Gross pathology image of Crohn disease
Gross pathological image shows the terminal ileum to be thickened with mesenteric fat surrounding it. The appendix (to the left) is normal.
Gross pathological image of Chron disease
Gross pathological image shows a normal cecum and appendix (right of image) and a stricture at the terminal ileum (middle of image), which is thickened. The terminal ileum is ulcerated with pseudopolyp formation at the stricture. Histopathology showed transmural inflammation of the terminal ileum with granuloma formation and ulceration.
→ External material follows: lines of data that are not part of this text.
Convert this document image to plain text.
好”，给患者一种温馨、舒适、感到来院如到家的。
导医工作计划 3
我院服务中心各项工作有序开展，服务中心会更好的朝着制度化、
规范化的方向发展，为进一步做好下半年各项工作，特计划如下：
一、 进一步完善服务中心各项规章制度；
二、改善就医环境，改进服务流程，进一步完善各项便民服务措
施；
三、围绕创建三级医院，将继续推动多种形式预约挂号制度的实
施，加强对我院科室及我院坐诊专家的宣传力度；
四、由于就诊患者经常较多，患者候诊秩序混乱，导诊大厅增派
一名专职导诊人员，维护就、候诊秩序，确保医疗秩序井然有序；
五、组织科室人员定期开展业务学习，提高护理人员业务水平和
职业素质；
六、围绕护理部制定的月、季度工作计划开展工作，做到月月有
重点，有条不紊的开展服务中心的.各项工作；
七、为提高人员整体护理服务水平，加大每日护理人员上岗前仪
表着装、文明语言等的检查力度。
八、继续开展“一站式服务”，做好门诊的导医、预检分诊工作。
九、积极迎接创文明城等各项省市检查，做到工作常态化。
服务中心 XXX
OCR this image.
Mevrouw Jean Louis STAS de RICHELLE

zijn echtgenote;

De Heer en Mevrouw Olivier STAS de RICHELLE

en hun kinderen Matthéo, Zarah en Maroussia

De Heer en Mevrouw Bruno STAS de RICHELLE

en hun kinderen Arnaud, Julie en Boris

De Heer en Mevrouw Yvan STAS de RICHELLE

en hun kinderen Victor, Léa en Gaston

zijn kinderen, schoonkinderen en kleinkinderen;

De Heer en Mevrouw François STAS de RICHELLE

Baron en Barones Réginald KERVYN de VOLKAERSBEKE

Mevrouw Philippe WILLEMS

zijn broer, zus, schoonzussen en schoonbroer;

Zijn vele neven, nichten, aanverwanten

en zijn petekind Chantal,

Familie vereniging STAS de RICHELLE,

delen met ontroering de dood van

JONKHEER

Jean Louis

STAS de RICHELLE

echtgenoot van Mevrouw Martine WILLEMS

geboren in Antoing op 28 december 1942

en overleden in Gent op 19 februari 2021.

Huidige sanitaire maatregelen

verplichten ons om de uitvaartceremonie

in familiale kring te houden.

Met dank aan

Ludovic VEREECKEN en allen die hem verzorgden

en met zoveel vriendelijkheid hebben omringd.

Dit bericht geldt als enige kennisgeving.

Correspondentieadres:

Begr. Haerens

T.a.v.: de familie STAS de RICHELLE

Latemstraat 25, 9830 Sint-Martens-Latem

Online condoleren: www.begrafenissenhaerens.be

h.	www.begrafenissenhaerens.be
Gross pathological image of Chron's disease
Gross pathological image of the terminal ileum shows markedly thickened intestinal wall and adherent pericolonic fat (“fat-wrapping”).

Histopathology Cases of Crohn Disease

Histopathology image of Crohn disease
Histopathological image of lower power H&E stained section shows transmural involvement by the inflammatory process with ulceration and fissure formation.
Histopathology image of Crohn disease
Histopathological image of higher power H&E stained section shows a loosely formed granuloma which is extremely helpful in establishing a diagnosis of Chron disease on mucosal biopsies, but only observed in some cases.